Re: [PATCH v1] udmabuf: Ensure to perform cache synchronisation in begin_cpu_udmabuf()

From: Mikhail Gavrilov

Date: Sat Jun 27 2026 - 07:11:43 EST


On Sat, Jun 27, 2026 at 3:58 PM Robert Mader <robert.mader@xxxxxxxxxxxxx> wrote:
>
> The message of commit 504e2b4ab97a ("dma-buf/udmabuf: skip redundant cpu sync to
> fix cacheline EEXIST warning") says:
>
> > The CPU sync at map/unmap time is also redundant for udmabuf:
> > begin_cpu_udmabuf() and end_cpu_udmabuf() already perform explicit
> > cache synchronization via dma_sync_sgtable_for_cpu/device() when CPU
> > access is requested through the dma-buf interface.
>
> This, however, does not apply to the first time begin_cpu_udmabuf() is
> called on an udmabuf, in which case the implementation previously relied on
> get_sg_table() to perform the cache synchronisation.
>
> Ensure to call dma_sync_sgtable_for_cpu() in that case as well.
>
> Fixes: 504e2b4ab97a ("dma-buf/udmabuf: skip redundant cpu sync to fix cacheline EEXIST warning")
> Signed-off-by: Robert Mader <robert.mader@xxxxxxxxxxxxx>
> ---
> drivers/dma-buf/udmabuf.c | 9 +++++----
> 1 file changed, 5 insertions(+), 4 deletions(-)
>
> diff --git a/drivers/dma-buf/udmabuf.c b/drivers/dma-buf/udmabuf.c
> index bced421c0d65..08f57bc1294d 100644
> --- a/drivers/dma-buf/udmabuf.c
> +++ b/drivers/dma-buf/udmabuf.c
> @@ -224,21 +224,22 @@ static int begin_cpu_udmabuf(struct dma_buf *buf,
> {
> struct udmabuf *ubuf = buf->priv;
> struct device *dev = ubuf->device->this_device;
> - int ret = 0;
>
> if (!ubuf->sg) {
> ubuf->sg = get_sg_table(dev, buf, direction);
> if (IS_ERR(ubuf->sg)) {
> + int ret;
> +
> ret = PTR_ERR(ubuf->sg);
> ubuf->sg = NULL;
> + return ret;
> } else {
> ubuf->sg_dir = direction;
> }
> - } else {
> - dma_sync_sgtable_for_cpu(dev, ubuf->sg, direction);
> }
>
> - return ret;
> + dma_sync_sgtable_for_cpu(dev, ubuf->sg, direction);
> + return 0;
> }
>
> static int end_cpu_udmabuf(struct dma_buf *buf,
> --
> 2.54.0
>

Hi Robert,

Thanks for catching this.
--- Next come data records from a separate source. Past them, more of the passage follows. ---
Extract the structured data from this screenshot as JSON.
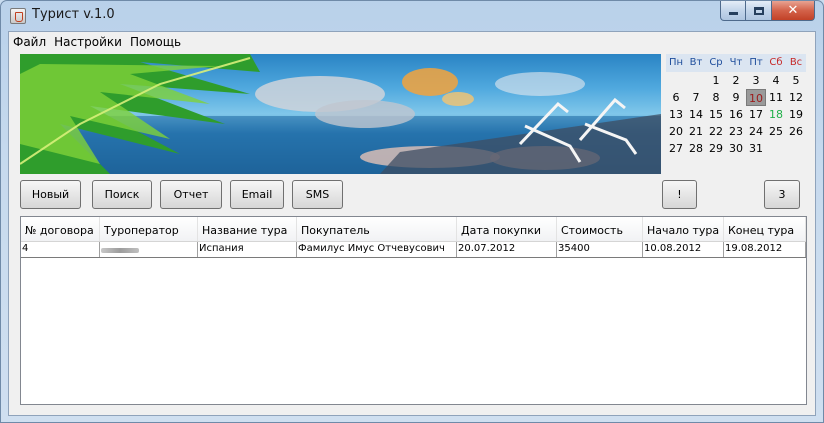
{
  "window": {
    "title": "Турист v.1.0",
    "controls": {
      "minimize": "",
      "maximize": "",
      "close": "✕"
    }
  },
  "menu": [
    "Файл",
    "Настройки",
    "Помощь"
  ],
  "calendar": {
    "weekdays": [
      "Пн",
      "Вт",
      "Ср",
      "Чт",
      "Пт",
      "Сб",
      "Вс"
    ],
    "weeks": [
      [
        "",
        "",
        "1",
        "2",
        "3",
        "4",
        "5"
      ],
      [
        "6",
        "7",
        "8",
        "9",
        "10",
        "11",
        "12"
      ],
      [
        "13",
        "14",
        "15",
        "16",
        "17",
        "18",
        "19"
      ],
      [
        "20",
        "21",
        "22",
        "23",
        "24",
        "25",
        "26"
      ],
      [
        "27",
        "28",
        "29",
        "30",
        "31",
        "",
        ""
      ]
    ],
    "selected_day": "10",
    "highlighted_day": "18",
    "colors": {
      "weekday": "#1f4e9c",
      "weekend": "#c62828",
      "selected": "#9a9a9a",
      "highlighted": "#21b04a"
    }
  },
  "toolbar": {
    "new": "Новый",
    "search": "Поиск",
    "report": "Отчет",
    "email": "Email",
    "sms": "SMS",
    "alert": "!",
    "count": "3"
  },
  "table": {
    "columns": [
      "№ договора",
      "Туроператор",
      "Название тура",
      "Покупатель",
      "Дата покупки",
      "Стоимость",
      "Начало тура",
      "Конец тура"
    ],
    "rows": [
      [
        "4",
        "",
        "Испания",
        "Фамилус Имус Отчевусович",
        "20.07.2012",
        "35400",
        "10.08.2012",
        "19.08.2012"
      ]
    ]
  }
}
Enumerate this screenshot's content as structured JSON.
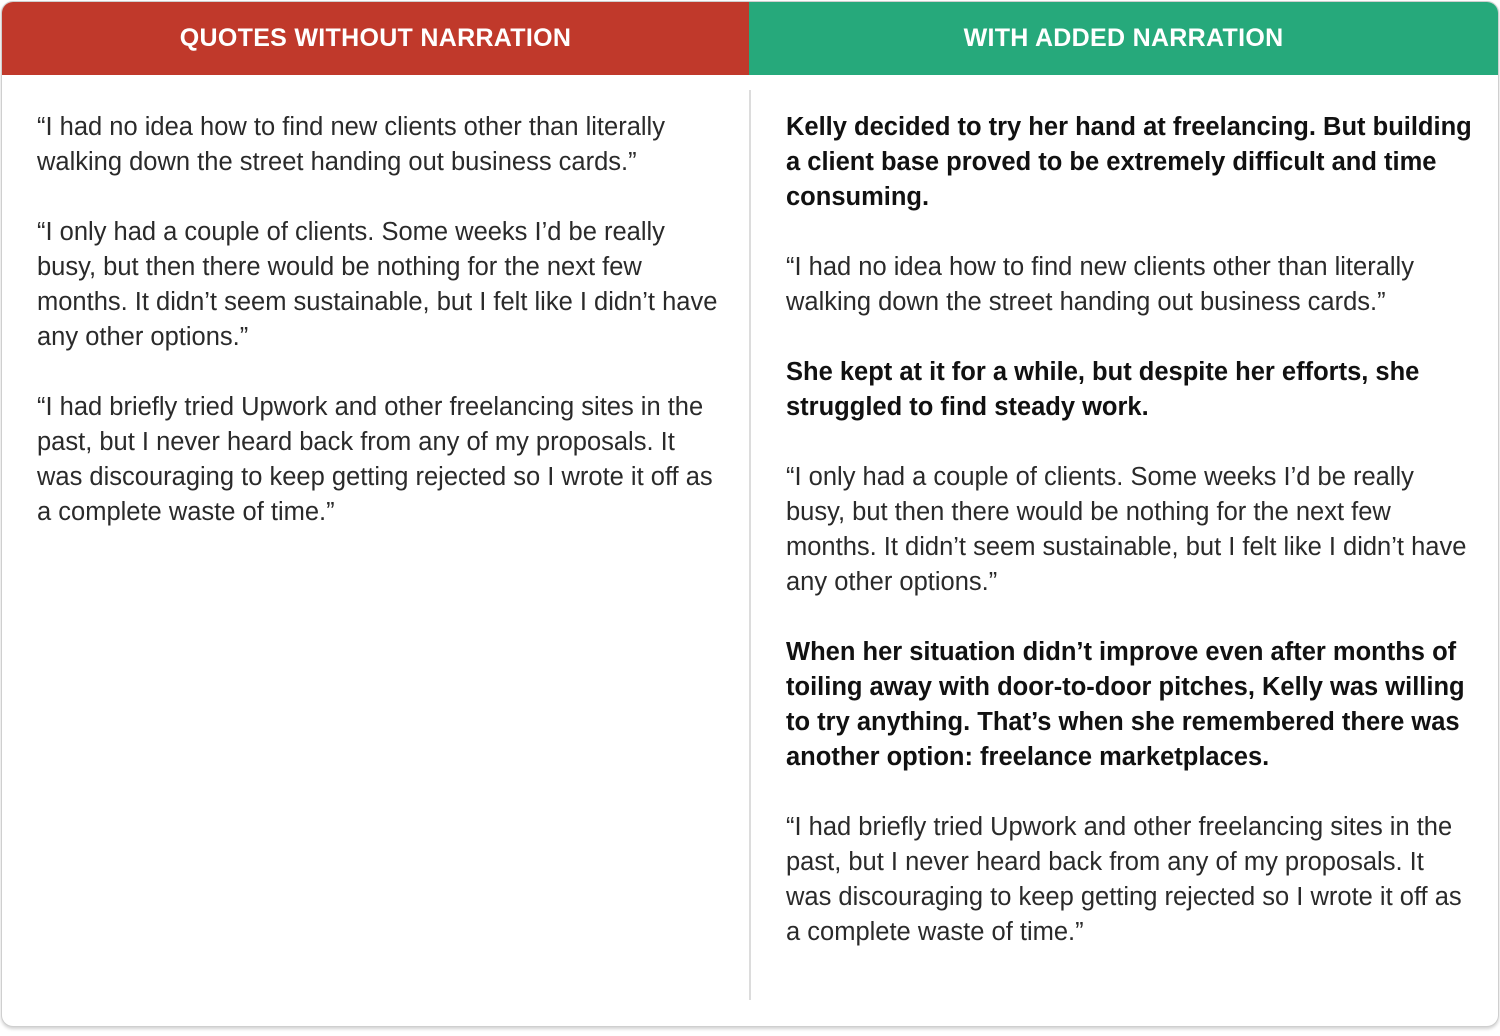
{
  "colors": {
    "left_header_bg": "#c0392b",
    "right_header_bg": "#26a97b",
    "header_text": "#ffffff",
    "divider": "#dcdcdc"
  },
  "left": {
    "header": "QUOTES WITHOUT NARRATION",
    "paragraphs": [
      "“I had no idea how to find new clients other than literally walking down the street handing out business cards.”",
      "“I only had a couple of clients. Some weeks I’d be really busy, but then there would be nothing for the next few months. It didn’t seem sustainable, but I felt like I didn’t have any other options.”",
      "“I had briefly tried Upwork and other freelancing sites in the past, but I never heard back from any of my proposals. It was discouraging to keep getting rejected so I wrote it off as a complete waste of time.”"
    ]
  },
  "right": {
    "header": "WITH ADDED NARRATION",
    "paragraphs": [
      "Kelly decided to try her hand at freelancing. But building a client base proved to be extremely difficult and time consuming.",
      "“I had no idea how to find new clients other than literally walking down the street handing out business cards.”",
      "She kept at it for a while, but despite her efforts, she struggled to find steady work.",
      "“I only had a couple of clients. Some weeks I’d be really busy, but then there would be nothing for the next few months. It didn’t seem sustainable, but I felt like I didn’t have any other options.”",
      "When her situation didn’t improve even after months of toiling away with door-to-door pitches, Kelly was willing to try anything. That’s when she remembered there was another option: freelance marketplaces.",
      "“I had briefly tried Upwork and other freelancing sites in the past, but I never heard back from any of my proposals. It was discouraging to keep getting rejected so I wrote it off as a complete waste of time.”"
    ]
  }
}
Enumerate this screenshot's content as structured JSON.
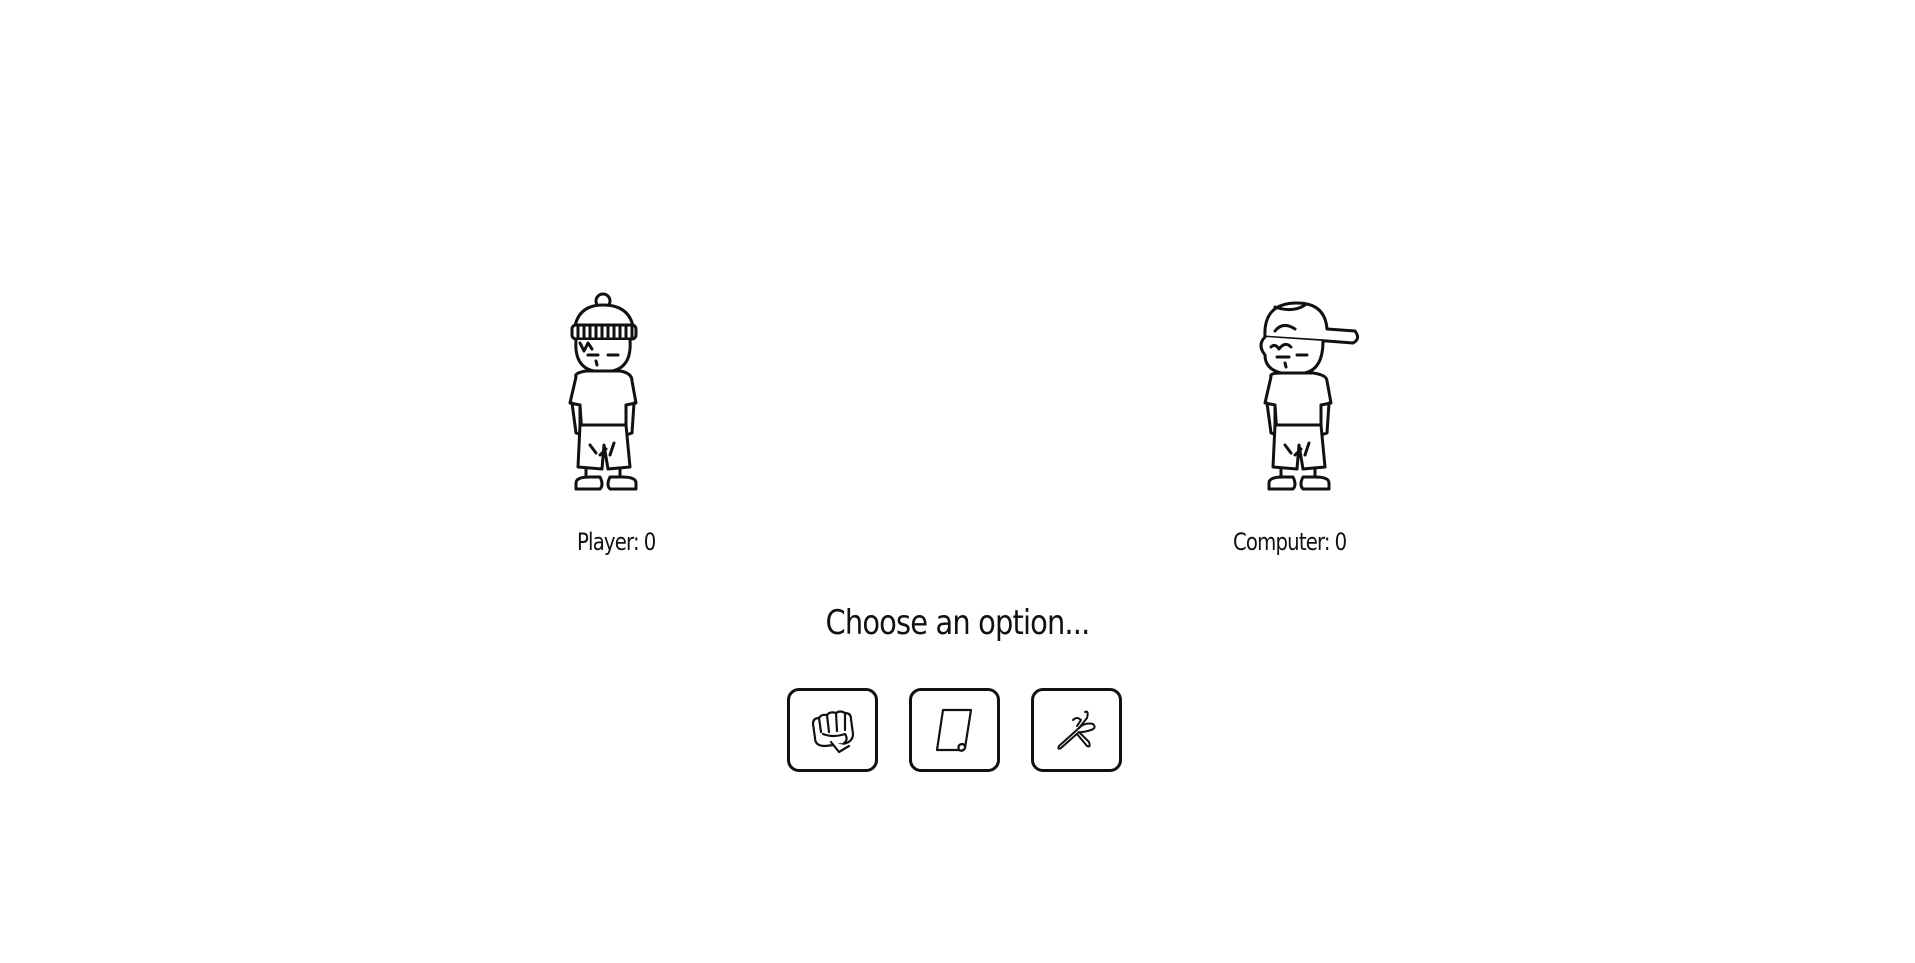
{
  "player": {
    "label": "Player",
    "separator": ":",
    "score": "0",
    "character_icon": "beanie-boy-icon"
  },
  "computer": {
    "label": "Computer",
    "separator": ":",
    "score": "0",
    "character_icon": "cap-boy-icon"
  },
  "prompt": "Choose an option...",
  "options": [
    {
      "name": "rock",
      "icon": "fist-icon"
    },
    {
      "name": "paper",
      "icon": "paper-icon"
    },
    {
      "name": "scissors",
      "icon": "scissors-icon"
    }
  ],
  "colors": {
    "background": "#ffffff",
    "ink": "#111111"
  }
}
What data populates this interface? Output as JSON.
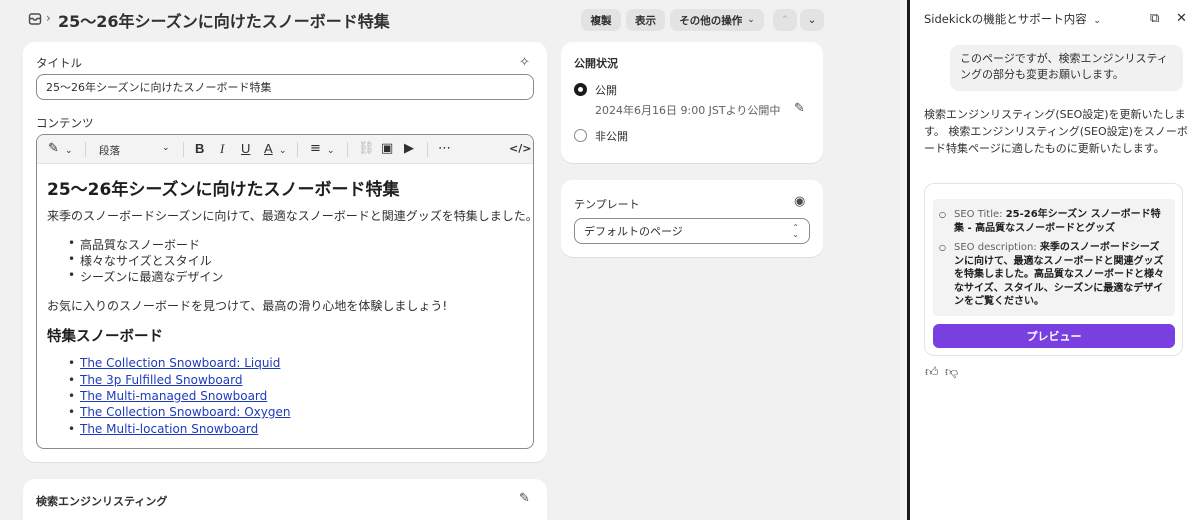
{
  "header": {
    "title": "25〜26年シーズンに向けたスノーボード特集",
    "breadcrumb_chevron": "›",
    "buttons": {
      "duplicate": "複製",
      "view": "表示",
      "more": "その他の操作"
    }
  },
  "title_card": {
    "label": "タイトル",
    "value": "25〜26年シーズンに向けたスノーボード特集",
    "content_label": "コンテンツ"
  },
  "editor": {
    "toolbar": {
      "paragraph": "段落"
    },
    "heading": "25〜26年シーズンに向けたスノーボード特集",
    "intro": "来季のスノーボードシーズンに向けて、最適なスノーボードと関連グッズを特集しました。",
    "bullets": [
      "高品質なスノーボード",
      "様々なサイズとスタイル",
      "シーズンに最適なデザイン"
    ],
    "closing": "お気に入りのスノーボードを見つけて、最高の滑り心地を体験しましょう!",
    "subheading": "特集スノーボード",
    "links": [
      "The Collection Snowboard: Liquid",
      "The 3p Fulfilled Snowboard",
      "The Multi-managed Snowboard",
      "The Collection Snowboard: Oxygen",
      "The Multi-location Snowboard"
    ]
  },
  "seo_card": {
    "label": "検索エンジンリスティング"
  },
  "visibility": {
    "title": "公開状況",
    "options": [
      {
        "label": "公開",
        "selected": true,
        "detail": "2024年6月16日 9:00 JSTより公開中"
      },
      {
        "label": "非公開",
        "selected": false
      }
    ]
  },
  "template": {
    "label": "テンプレート",
    "value": "デフォルトのページ"
  },
  "sidekick": {
    "title": "Sidekickの機能とサポート内容",
    "user_message": "このページですが、検索エンジンリスティングの部分も変更お願いします。",
    "reply": "検索エンジンリスティング(SEO設定)を更新いたします。 検索エンジンリスティング(SEO設定)をスノーボード特集ページに適したものに更新いたします。",
    "items": [
      {
        "key": "SEO Title:",
        "value": "25-26年シーズン スノーボード特集 - 高品質なスノーボードとグッズ"
      },
      {
        "key": "SEO description:",
        "value": "来季のスノーボードシーズンに向けて、最適なスノーボードと関連グッズを特集しました。高品質なスノーボードと様々なサイズ、スタイル、シーズンに最適なデザインをご覧ください。"
      }
    ],
    "preview_button": "プレビュー"
  },
  "colors": {
    "accent": "#7a3fe0",
    "link": "#1f3bbd",
    "background": "#f1f1f1"
  }
}
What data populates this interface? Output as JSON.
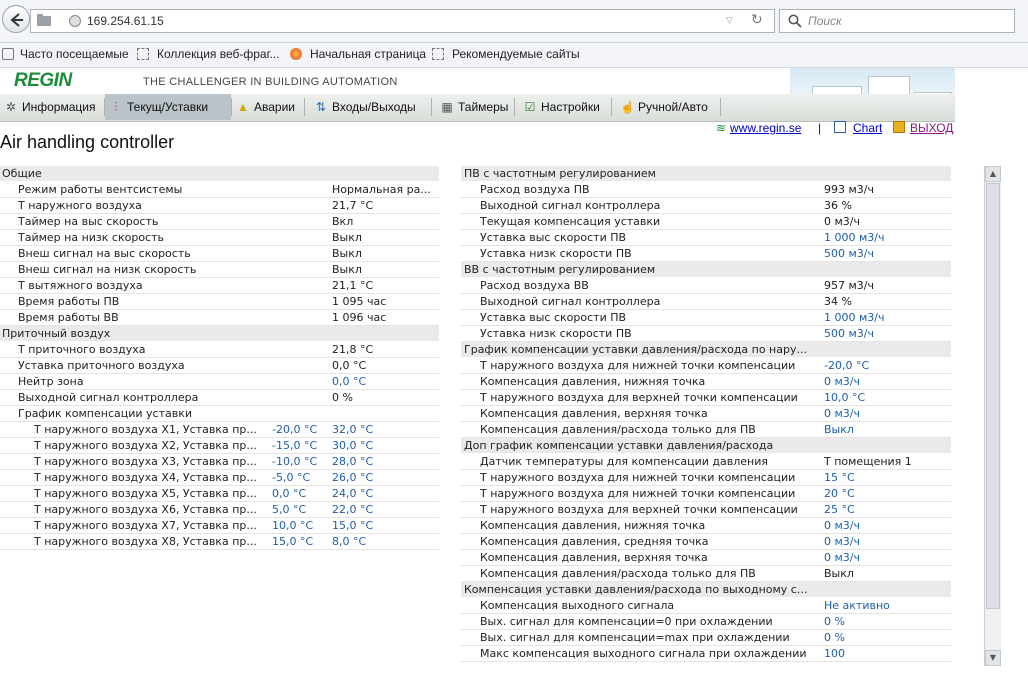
{
  "browser": {
    "url": "169.254.61.15",
    "search_placeholder": "Поиск",
    "bookmarks": [
      "Часто посещаемые",
      "Коллекция веб-фраг...",
      "Начальная страница",
      "Рекомендуемые сайты"
    ]
  },
  "header": {
    "logo": "REGIN",
    "tagline": "THE CHALLENGER IN BUILDING AUTOMATION"
  },
  "nav": [
    {
      "label": "Информация",
      "icon": "gear-icon"
    },
    {
      "label": "Текущ/Уставки",
      "icon": "thermometer-icon"
    },
    {
      "label": "Аварии",
      "icon": "bell-icon"
    },
    {
      "label": "Входы/Выходы",
      "icon": "arrows-icon"
    },
    {
      "label": "Таймеры",
      "icon": "calendar-icon"
    },
    {
      "label": "Настройки",
      "icon": "checklist-icon"
    },
    {
      "label": "Ручной/Авто",
      "icon": "hand-icon"
    }
  ],
  "links": {
    "site": "www.regin.se",
    "separator": "|",
    "chart": "Chart",
    "logout": "ВЫХОД"
  },
  "page_title": "Air handling controller",
  "left": {
    "general": {
      "title": "Общие",
      "rows": [
        {
          "label": "Режим работы вентсистемы",
          "value": "Нормальная ра..."
        },
        {
          "label": "Т наружного воздуха",
          "value": "21,7 °C"
        },
        {
          "label": "Таймер на выс скорость",
          "value": "Вкл"
        },
        {
          "label": "Таймер на низк скорость",
          "value": "Выкл"
        },
        {
          "label": "Внеш сигнал на выс скорость",
          "value": "Выкл"
        },
        {
          "label": "Внеш сигнал на низк скорость",
          "value": "Выкл"
        },
        {
          "label": "Т вытяжного воздуха",
          "value": "21,1 °C"
        },
        {
          "label": "Время работы ПВ",
          "value": "1 095 час"
        },
        {
          "label": "Время работы ВВ",
          "value": "1 096 час"
        }
      ]
    },
    "supply": {
      "title": "Приточный воздух",
      "rows": [
        {
          "label": "Т приточного воздуха",
          "value": "21,8 °C",
          "editable": false
        },
        {
          "label": "Уставка приточного воздуха",
          "value": "0,0 °C",
          "editable": false
        },
        {
          "label": "Нейтр зона",
          "value": "0,0 °C",
          "editable": true
        },
        {
          "label": "Выходной сигнал контроллера",
          "value": "0 %",
          "editable": false
        },
        {
          "label": "График компенсации уставки",
          "value": "",
          "editable": false
        }
      ],
      "curve": [
        {
          "label": "Т наружного воздуха X1, Уставка пр...",
          "x": "-20,0 °C",
          "y": "32,0 °C"
        },
        {
          "label": "Т наружного воздуха X2, Уставка пр...",
          "x": "-15,0 °C",
          "y": "30,0 °C"
        },
        {
          "label": "Т наружного воздуха X3, Уставка пр...",
          "x": "-10,0 °C",
          "y": "28,0 °C"
        },
        {
          "label": "Т наружного воздуха X4, Уставка пр...",
          "x": "-5,0 °C",
          "y": "26,0 °C"
        },
        {
          "label": "Т наружного воздуха X5, Уставка пр...",
          "x": "0,0 °C",
          "y": "24,0 °C"
        },
        {
          "label": "Т наружного воздуха X6, Уставка пр...",
          "x": "5,0 °C",
          "y": "22,0 °C"
        },
        {
          "label": "Т наружного воздуха X7, Уставка пр...",
          "x": "10,0 °C",
          "y": "15,0 °C"
        },
        {
          "label": "Т наружного воздуха X8, Уставка пр...",
          "x": "15,0 °C",
          "y": "8,0 °C"
        }
      ]
    }
  },
  "right": {
    "sections": [
      {
        "title": "ПВ с частотным регулированием",
        "rows": [
          {
            "label": "Расход воздуха ПВ",
            "value": "993 м3/ч",
            "editable": false
          },
          {
            "label": "Выходной сигнал контроллера",
            "value": "36 %",
            "editable": false
          },
          {
            "label": "Текущая компенсация уставки",
            "value": "0 м3/ч",
            "editable": false
          },
          {
            "label": "Уставка выс скорости ПВ",
            "value": "1 000 м3/ч",
            "editable": true
          },
          {
            "label": "Уставка низк скорости ПВ",
            "value": "500 м3/ч",
            "editable": true
          }
        ]
      },
      {
        "title": "ВВ с частотным регулированием",
        "rows": [
          {
            "label": "Расход воздуха ВВ",
            "value": "957 м3/ч",
            "editable": false
          },
          {
            "label": "Выходной сигнал контроллера",
            "value": "34 %",
            "editable": false
          },
          {
            "label": "Уставка выс скорости ПВ",
            "value": "1 000 м3/ч",
            "editable": true
          },
          {
            "label": "Уставка низк скорости ПВ",
            "value": "500 м3/ч",
            "editable": true
          }
        ]
      },
      {
        "title": "График компенсации уставки давления/расхода по нару...",
        "rows": [
          {
            "label": "Т наружного воздуха для нижней точки компенсации",
            "value": "-20,0 °C",
            "editable": true
          },
          {
            "label": "Компенсация давления, нижняя точка",
            "value": "0 м3/ч",
            "editable": true
          },
          {
            "label": "Т наружного воздуха для верхней точки компенсации",
            "value": "10,0 °C",
            "editable": true
          },
          {
            "label": "Компенсация давления, верхняя точка",
            "value": "0 м3/ч",
            "editable": true
          },
          {
            "label": "Компенсация давления/расхода только для ПВ",
            "value": "Выкл",
            "editable": true
          }
        ]
      },
      {
        "title": "Доп график компенсации уставки давления/расхода",
        "rows": [
          {
            "label": "Датчик температуры для компенсации давления",
            "value": "Т помещения 1",
            "editable": false
          },
          {
            "label": "Т наружного воздуха для нижней точки компенсации",
            "value": "15 °C",
            "editable": true
          },
          {
            "label": "Т наружного воздуха для нижней точки компенсации",
            "value": "20 °C",
            "editable": true
          },
          {
            "label": "Т наружного воздуха для верхней точки компенсации",
            "value": "25 °C",
            "editable": true
          },
          {
            "label": "Компенсация давления, нижняя точка",
            "value": "0 м3/ч",
            "editable": true
          },
          {
            "label": "Компенсация давления, средняя точка",
            "value": "0 м3/ч",
            "editable": true
          },
          {
            "label": "Компенсация давления, верхняя точка",
            "value": "0 м3/ч",
            "editable": true
          },
          {
            "label": "Компенсация давления/расхода только для ПВ",
            "value": "Выкл",
            "editable": false
          }
        ]
      },
      {
        "title": "Компенсация уставки давления/расхода по выходному с...",
        "rows": [
          {
            "label": "Компенсация выходного сигнала",
            "value": "Не активно",
            "editable": true
          },
          {
            "label": "Вых. сигнал для компенсации=0 при охлаждении",
            "value": "0 %",
            "editable": true
          },
          {
            "label": "Вых. сигнал для компенсации=max при охлаждении",
            "value": "0 %",
            "editable": true
          },
          {
            "label": "Макс компенсация выходного сигнала при охлаждении",
            "value": "100",
            "editable": true
          }
        ]
      }
    ]
  }
}
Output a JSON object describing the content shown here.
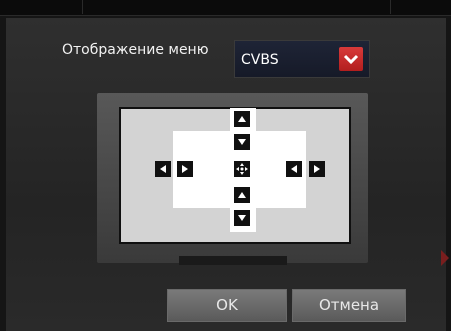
{
  "menu_display": {
    "label": "Отображение меню",
    "selected": "CVBS"
  },
  "buttons": {
    "ok_label": "OK",
    "cancel_label": "Отмена"
  },
  "icons": {
    "up": "arrow-up-icon",
    "down": "arrow-down-icon",
    "left": "arrow-left-icon",
    "right": "arrow-right-icon",
    "move": "move-icon",
    "dropdown": "chevron-down-icon"
  },
  "colors": {
    "accent_red": "#c62828",
    "background": "#2a2a2a"
  }
}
You're right -- with DMA_ATTR_SKIP_CPU_SYNC
in get_sg_table(), the first begin_cpu_udmabuf() call no longer gets
the implicit CPU sync that the dma_map path used to provide, and the
explicit sync in the old else-branch only ran when ubuf->sg already
existed.

The fix correctly moves dma_sync_sgtable_for_cpu() so it runs in both
cases. The logic looks right to me.

This wouldn't reproduce on x86 since DMA is cache-coherent there
(dma_sync_* is a no-op), which is why I missed it -- it only matters
on non-coherent architectures. My apologies for the regression.

Reviewed-by: Mikhail Gavrilov <mikhail.v.gavrilov@xxxxxxxxx>

--
Thanks,
Mikhail